What’s the Point of Planning?

sand dunes with a blue sky

“If you fail to plan, you are planning to fail.” — Benjamin Franklin

My family spent a long weekend at Sleeping Bear Dunes National Lakeshore in northwest Michigan, near Traverse City.  It is a National Park with gigantic sand dunes on the shore of Lake Michigan.  They were left behind by the glaciers about 13,000 years ago and are quite an impressive landmark.

The first morning is a beautiful fall day, with blue skies and calm winds.  It is expected to rain, so we decide to go directly to the dunes and climb to the top, postponing breakfast so we can get the hike in before the weather changes.  I fill our water bottles and we head to the park.  Everyone is really excited!

The parking lot is empty and there is a large sand dune right next to where we park.  We are all ready to climb to the top and head down to the shores of the lake to dip our toes in the water and look for beach glass.  My two daughters (ages 13 and 8 at the time) take off their shoes and off we go.
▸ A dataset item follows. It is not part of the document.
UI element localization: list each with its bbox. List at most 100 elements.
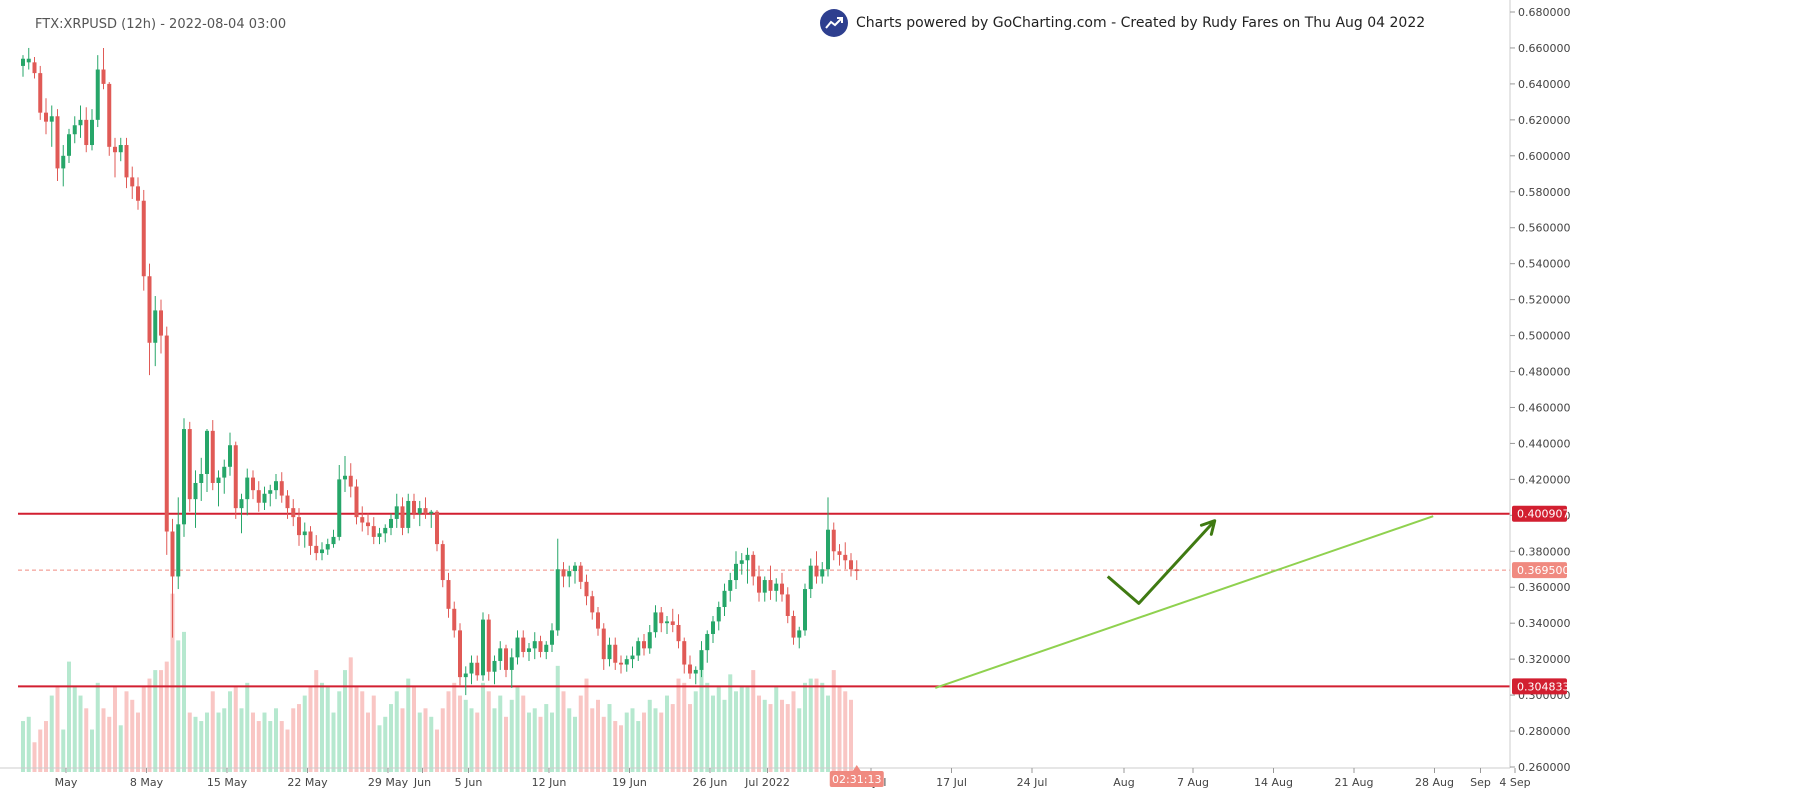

I don’t take the water bottles because the dune is not as big as I thought it would be and it is a cool morning.  Besides, I did not feel like carrying them, and I figured we’d be done in about 15 minutes.  How hard could it be?

We start up the dune.  It’s a big sand dune, quite steep and the sand is soft and clean.  We stop a few times and look around and catch our breath.  It is pretty high.  We have never seen any beach like it.  We get to the peak we had seen from the bottom, and realize that there is another crest to climb.  It is not just one sand dune, there are heaps of sand off into all directions, except back toward the car.  So we keep climbing.

At the next crest, we see a signpost that says we are one mile from the lake shore.  We are a little thirsty, but we all decide to follow the trail because we want to see the lake.  This hike is unexpectedly strenuous.

Up the hill, down the hill, up a bigger hill, down a hill.  Dunes in every direction now.  We catch a glimpse of the lake.  It seems very far away.  Thirsty.  Children are getting tired.  Parents are tired, too.

We reach the top of another dune, and it is pretty steep down the other side.  We realize that we have to climb back up it if we go down.  But it is really fun to run down the hill, so we keep going.

My husband starts to pull away from us and soon he is several dunes ahead.  The children, especially the younger one, are getting quite tired.  We are all thirsty.  We get to another signpost.  Now we are three quarters of a mile from the lakeshore.  It took 15 minutes to walk a quarter mile.  We have climbed a lot of dunes.  We find an oasis of shade to rest.  My husband continues to get farther away.

My younger daughter asks if we can turn back.  Hmm.  How do I get ahold of my husband?  The cell phones are in the car.  I ask the girls to wait in the shade and head onward to try to catch up with him.  Then I realize I could get lost and not be able to get back to the girls.  The trail map is also in the car.  Hmm.  We can’t turn back without telling him.

I begin to realize I did not plan for this expedition very well.

When I see him crest a hill, I decide to yell to him, hoping my voice will carry since there is no wind.  He hears me.  I yell that the younger one, is tired and we want to turn back.  He yells back, “You don’t want to be a quitter, do you?”

Don’t call me a quitter.

I rally the girls and holler to him to wait for us.  I tell the girls to pretend we are in the desert and we have to be on the lookout for camels and we can rest at the next oasis.  You don’t want to be a quitter, do you?  Mind you, the oasis does not have any water, because that’s in the car.  With the cell phones and the map.  They keep going and we catch up to my husband.

We stop; sweating, tired, thirsty, without a map or cell phones (which we could use to find a map).  My girls are barefoot, which makes walking harder in the sand.  We have been hiking for 45 minutes and still have a long way to go to get to the lakeshore.  Then we have to come back the same way.  My younger daughter is starting to cry.  She asks how we can call the rescue camel to take us back to the car.  She is serious.

We turn back.  We take our time, and rest frequently.  My older daughter tries to call the rescue camel by making camel noises.  Her younger sister starts to feel better because we are all pretending we are looking for camels and soon we are back at the first dune.  We all drain our water bottles and head to a restaurant for lunch, because we were hiking for almost two hours.

Next time, we will look at a map and make a plan.  We could have made it if we had eaten breakfast, taken water and granola bars with us, worn shoes, and known from the map how far it was and how long it would take.  But we didn’t do that, and, as a result, we didn’t achieve our goal of making it to the lakeshore.

For me, this experience is a great analogy for underestimating the significance of a few small details on the outcome of a plan.  The decision to leave an item behind … the water – the map – the phones – the shoes … one bad decision might not have ended the hike early, but four poor choices, taken together, caused us to fail.  Planning for the unexpected could have made all the difference.